NPR logo Lullabies For Adults

Lullabies For Adults

The folks over at Rockabye Baby! — who turn everything from Queen to Aerosmith into child-friendly lullabies — are aiming to infantilize Guns N' Roses next. Hard-rocking, balls-to-the-wall, guitar-laden tracks such as "Sweet Child O' Mine" and "Welcome to the Jungle" will soon be reinterpreted with harps, bells and xylophones.

As far as I'm concerned, these efforts to expose children to reggae-less versions of Bob Marley and cocaine-free versions of The Eagles has much more to do with the parents than with the kids themselves. I mean, do The Beatles and The Beach Boys really need to be more kid-friendly than they already are? Perhaps it's the adults who want things quieter and softer, who need the guitar turned down and the harp turned up, who need to be soothed after a long day of work and would rather stay home and watch Parks and Recreation than go to a rock show. And now, thanks to Rockabye, they can listen to benign, enervated versions of their old favorites and claim it was their kids who made them do it.

I'm pretty sure the people over at Rockabye agree; they know they're marketing to parents and not to babies. Here's the description of their Led Zeppelin album: "Close the doors and put out the light. This evening, your child's sonic bedtime story consists of a delicate dreamscape woven by the heavens and forged by the hammer of the gods. Hasn't it been a long time since you rock & rolled?"

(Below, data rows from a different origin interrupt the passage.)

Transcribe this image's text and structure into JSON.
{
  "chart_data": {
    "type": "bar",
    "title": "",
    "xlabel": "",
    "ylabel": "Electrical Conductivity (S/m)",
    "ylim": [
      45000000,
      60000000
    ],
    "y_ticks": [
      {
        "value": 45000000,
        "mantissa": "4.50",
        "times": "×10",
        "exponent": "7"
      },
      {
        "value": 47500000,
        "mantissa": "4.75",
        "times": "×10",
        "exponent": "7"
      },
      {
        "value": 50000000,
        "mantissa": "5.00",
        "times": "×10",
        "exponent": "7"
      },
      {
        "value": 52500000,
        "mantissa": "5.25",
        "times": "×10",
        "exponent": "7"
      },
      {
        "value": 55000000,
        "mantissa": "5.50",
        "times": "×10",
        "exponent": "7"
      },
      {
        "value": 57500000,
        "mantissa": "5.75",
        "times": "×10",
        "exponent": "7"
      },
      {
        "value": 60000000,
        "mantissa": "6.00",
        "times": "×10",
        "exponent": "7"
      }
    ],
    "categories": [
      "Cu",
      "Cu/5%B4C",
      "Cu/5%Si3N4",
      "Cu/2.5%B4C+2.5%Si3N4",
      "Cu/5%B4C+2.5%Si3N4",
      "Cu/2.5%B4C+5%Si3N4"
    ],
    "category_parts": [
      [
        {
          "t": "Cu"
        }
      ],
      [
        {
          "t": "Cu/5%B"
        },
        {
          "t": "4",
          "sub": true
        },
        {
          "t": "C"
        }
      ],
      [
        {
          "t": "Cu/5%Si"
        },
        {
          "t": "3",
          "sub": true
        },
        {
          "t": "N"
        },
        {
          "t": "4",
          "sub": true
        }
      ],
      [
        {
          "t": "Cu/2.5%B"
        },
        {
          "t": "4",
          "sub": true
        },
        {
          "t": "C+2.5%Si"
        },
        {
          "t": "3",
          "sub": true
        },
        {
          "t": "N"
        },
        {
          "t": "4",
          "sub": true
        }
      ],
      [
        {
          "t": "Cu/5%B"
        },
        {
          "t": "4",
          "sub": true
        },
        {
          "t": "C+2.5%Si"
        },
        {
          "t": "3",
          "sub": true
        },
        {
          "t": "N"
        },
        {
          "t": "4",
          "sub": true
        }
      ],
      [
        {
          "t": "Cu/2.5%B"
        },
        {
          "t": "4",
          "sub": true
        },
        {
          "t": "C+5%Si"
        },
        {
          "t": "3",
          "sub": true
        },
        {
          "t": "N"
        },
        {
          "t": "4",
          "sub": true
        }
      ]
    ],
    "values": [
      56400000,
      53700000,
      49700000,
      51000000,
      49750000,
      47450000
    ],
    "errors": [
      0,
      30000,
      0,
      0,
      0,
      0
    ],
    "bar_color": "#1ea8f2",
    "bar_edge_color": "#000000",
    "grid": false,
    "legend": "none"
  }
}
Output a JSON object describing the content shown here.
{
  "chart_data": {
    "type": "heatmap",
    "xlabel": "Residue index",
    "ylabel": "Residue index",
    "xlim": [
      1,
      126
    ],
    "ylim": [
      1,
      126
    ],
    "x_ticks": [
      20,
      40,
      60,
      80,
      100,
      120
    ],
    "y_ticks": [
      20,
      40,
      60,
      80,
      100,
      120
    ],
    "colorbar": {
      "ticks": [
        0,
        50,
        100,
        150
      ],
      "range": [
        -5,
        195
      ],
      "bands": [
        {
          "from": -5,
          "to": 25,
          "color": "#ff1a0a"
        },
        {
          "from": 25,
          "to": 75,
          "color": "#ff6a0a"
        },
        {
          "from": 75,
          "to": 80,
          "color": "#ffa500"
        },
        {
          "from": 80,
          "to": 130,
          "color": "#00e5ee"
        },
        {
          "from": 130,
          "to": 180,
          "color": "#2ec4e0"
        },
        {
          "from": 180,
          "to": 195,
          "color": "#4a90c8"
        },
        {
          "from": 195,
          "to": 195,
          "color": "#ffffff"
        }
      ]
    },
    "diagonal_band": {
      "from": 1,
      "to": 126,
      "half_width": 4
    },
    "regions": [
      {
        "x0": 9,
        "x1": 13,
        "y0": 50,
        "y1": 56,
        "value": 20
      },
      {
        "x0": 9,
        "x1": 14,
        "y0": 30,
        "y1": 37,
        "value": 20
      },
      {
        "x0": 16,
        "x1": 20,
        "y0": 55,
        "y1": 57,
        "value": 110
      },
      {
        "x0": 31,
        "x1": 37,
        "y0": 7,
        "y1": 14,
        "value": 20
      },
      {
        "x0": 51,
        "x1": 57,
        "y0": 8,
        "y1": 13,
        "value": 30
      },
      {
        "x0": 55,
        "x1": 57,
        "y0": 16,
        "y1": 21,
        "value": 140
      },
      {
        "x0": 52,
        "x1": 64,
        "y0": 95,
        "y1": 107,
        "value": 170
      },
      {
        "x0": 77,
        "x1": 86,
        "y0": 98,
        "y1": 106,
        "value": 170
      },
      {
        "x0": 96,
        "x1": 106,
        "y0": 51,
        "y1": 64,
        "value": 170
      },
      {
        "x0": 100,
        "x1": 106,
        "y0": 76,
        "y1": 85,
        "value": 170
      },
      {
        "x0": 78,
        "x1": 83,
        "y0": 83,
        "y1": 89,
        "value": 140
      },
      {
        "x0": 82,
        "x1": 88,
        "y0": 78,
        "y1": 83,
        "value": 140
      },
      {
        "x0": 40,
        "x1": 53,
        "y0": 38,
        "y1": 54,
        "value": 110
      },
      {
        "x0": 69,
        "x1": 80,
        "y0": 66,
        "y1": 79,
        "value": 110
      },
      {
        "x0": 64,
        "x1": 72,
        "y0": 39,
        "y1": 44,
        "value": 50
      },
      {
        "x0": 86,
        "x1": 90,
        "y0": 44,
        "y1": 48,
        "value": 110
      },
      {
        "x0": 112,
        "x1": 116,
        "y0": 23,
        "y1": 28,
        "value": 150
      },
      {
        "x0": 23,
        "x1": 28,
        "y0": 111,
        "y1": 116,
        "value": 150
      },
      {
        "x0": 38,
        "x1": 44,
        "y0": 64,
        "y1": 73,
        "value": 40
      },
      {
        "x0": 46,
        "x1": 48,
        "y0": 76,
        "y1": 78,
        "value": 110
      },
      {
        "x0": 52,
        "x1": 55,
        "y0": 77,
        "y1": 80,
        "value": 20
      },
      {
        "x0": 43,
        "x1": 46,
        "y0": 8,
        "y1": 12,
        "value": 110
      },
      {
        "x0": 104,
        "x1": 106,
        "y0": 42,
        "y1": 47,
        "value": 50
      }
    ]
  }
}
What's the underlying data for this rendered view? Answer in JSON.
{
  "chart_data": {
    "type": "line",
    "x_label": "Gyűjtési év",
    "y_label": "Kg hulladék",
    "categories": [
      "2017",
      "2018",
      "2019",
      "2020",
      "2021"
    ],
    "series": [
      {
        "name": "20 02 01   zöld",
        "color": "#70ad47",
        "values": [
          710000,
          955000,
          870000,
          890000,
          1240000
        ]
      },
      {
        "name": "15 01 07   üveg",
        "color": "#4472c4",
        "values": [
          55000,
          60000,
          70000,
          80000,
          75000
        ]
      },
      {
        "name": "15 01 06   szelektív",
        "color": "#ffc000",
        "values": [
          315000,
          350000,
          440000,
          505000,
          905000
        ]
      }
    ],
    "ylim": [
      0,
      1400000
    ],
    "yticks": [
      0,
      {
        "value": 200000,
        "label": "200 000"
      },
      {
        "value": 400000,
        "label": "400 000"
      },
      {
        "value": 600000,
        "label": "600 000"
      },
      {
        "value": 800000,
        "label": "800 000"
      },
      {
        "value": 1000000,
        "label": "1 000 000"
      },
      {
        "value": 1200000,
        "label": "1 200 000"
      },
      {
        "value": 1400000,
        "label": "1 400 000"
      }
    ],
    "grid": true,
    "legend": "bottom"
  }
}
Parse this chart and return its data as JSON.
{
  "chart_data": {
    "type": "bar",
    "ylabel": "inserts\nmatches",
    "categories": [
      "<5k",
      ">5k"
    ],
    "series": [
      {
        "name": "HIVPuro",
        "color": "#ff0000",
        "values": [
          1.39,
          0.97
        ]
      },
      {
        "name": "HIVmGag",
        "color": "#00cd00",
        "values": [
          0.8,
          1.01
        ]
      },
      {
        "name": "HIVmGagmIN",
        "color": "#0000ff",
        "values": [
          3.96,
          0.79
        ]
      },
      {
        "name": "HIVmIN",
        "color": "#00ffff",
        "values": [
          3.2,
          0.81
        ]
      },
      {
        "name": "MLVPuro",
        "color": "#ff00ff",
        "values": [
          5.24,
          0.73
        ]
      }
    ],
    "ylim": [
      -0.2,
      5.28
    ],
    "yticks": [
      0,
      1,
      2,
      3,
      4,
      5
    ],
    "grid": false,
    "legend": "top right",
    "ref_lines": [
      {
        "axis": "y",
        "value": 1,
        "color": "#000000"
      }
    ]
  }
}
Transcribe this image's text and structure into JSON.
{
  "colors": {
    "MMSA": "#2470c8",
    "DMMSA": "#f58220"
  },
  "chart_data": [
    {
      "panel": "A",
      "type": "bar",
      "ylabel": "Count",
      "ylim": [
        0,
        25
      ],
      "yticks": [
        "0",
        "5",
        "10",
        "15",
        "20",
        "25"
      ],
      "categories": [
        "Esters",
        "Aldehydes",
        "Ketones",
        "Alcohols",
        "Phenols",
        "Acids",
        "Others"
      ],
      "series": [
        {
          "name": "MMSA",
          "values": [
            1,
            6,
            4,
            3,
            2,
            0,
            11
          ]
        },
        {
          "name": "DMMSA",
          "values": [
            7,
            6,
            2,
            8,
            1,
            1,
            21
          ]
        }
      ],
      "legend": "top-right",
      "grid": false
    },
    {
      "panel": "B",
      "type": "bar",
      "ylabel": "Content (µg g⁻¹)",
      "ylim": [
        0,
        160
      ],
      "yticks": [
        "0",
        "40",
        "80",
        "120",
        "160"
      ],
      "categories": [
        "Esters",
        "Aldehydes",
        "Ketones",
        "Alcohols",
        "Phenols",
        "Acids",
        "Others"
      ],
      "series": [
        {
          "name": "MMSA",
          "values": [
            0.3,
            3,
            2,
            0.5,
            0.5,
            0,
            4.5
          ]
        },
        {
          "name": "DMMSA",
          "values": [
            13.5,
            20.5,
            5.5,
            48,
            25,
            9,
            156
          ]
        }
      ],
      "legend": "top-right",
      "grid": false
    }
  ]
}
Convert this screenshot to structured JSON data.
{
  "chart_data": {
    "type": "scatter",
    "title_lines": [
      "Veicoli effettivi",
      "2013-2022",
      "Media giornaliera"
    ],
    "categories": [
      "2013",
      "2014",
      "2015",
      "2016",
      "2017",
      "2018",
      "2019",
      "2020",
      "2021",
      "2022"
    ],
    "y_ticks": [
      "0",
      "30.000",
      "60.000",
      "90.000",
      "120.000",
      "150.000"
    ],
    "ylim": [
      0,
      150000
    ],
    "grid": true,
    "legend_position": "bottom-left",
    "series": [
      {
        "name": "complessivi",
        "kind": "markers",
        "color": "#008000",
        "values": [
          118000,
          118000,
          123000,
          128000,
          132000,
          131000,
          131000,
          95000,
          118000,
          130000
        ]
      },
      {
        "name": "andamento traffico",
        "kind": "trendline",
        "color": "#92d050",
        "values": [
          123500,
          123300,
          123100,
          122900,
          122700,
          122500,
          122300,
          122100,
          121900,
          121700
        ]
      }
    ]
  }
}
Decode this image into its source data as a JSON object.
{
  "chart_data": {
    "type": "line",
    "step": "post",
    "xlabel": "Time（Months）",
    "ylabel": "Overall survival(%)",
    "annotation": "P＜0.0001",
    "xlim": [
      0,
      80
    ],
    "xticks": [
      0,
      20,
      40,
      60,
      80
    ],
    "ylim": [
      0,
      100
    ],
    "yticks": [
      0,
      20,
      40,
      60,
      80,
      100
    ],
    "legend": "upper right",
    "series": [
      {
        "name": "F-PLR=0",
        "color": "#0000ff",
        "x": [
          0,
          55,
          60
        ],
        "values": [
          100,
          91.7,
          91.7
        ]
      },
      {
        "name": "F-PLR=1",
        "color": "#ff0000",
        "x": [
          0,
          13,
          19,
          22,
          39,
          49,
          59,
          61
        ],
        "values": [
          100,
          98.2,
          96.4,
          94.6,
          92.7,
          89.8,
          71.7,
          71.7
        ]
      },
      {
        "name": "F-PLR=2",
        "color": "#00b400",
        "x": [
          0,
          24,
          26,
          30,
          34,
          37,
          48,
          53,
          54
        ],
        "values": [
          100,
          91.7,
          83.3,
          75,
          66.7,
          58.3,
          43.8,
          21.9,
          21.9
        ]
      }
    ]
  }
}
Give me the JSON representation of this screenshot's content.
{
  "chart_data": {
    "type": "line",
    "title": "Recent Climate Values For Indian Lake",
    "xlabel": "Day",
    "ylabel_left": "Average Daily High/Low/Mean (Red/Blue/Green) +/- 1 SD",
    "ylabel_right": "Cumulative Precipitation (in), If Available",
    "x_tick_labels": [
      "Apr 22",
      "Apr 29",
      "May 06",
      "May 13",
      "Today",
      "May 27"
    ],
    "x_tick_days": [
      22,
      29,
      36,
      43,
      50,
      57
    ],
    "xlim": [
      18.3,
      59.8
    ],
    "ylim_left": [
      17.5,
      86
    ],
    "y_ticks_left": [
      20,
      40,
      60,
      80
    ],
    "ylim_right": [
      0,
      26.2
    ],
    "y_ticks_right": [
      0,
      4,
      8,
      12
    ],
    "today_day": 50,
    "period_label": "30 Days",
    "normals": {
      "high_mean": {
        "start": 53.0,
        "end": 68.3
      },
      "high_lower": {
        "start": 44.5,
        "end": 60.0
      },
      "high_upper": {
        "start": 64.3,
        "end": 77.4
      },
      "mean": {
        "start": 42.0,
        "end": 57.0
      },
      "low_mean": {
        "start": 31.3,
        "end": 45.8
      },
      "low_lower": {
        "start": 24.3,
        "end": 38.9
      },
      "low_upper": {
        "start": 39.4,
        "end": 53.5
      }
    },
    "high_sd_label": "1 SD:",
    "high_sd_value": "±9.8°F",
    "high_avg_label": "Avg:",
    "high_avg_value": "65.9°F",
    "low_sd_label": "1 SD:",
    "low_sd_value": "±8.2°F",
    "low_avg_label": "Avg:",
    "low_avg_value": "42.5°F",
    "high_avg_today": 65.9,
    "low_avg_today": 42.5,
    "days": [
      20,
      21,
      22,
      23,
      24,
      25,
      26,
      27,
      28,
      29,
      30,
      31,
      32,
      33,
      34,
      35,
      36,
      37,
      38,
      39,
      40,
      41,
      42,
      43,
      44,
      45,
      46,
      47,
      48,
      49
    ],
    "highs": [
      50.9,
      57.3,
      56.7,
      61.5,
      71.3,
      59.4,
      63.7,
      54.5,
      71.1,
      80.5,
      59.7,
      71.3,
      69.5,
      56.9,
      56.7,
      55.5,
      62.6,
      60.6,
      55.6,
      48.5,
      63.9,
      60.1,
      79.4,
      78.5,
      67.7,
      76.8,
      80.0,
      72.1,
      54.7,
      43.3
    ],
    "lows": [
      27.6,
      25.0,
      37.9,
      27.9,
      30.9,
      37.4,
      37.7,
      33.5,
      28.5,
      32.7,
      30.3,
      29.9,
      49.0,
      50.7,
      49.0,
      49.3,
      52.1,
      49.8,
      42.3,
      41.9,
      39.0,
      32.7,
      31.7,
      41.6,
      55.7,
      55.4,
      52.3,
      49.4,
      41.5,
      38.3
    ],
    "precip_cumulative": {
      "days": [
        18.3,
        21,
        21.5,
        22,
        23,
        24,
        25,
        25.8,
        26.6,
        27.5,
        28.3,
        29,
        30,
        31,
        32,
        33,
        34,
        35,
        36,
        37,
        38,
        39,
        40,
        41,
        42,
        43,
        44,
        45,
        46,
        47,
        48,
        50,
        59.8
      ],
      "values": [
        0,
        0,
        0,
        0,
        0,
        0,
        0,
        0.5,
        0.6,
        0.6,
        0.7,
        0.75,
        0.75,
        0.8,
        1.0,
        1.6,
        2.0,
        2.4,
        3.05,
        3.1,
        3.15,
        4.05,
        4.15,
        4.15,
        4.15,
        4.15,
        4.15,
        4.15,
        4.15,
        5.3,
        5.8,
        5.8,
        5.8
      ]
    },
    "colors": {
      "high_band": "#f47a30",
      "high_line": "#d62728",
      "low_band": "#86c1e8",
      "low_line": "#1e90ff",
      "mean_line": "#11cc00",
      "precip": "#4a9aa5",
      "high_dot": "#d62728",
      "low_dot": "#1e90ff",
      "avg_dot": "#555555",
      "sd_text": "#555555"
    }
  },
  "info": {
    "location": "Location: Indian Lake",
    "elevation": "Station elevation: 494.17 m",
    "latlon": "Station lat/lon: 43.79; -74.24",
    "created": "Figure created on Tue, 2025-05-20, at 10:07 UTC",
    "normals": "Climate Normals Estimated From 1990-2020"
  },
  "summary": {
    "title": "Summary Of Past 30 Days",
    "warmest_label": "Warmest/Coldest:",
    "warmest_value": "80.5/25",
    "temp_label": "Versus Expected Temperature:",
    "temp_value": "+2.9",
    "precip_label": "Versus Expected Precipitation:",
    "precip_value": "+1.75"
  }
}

My favorite part of the Rockabye Baby! site is a box containing a "community poll" that asks: "Who should we Rockabye next?" The use of rockabye as a verb is brilliant. Personally, I would take it one step further and make the word an adjective, as well. For instance, "rockabye" should definitely be applied to bands and artists who have lost all their edge — or who never even had it in the first place. As in, "Grizzly Bear? They're cool, if you like rockabye."

I think the people at Rockabye are on to something, and it's not babies; it's us.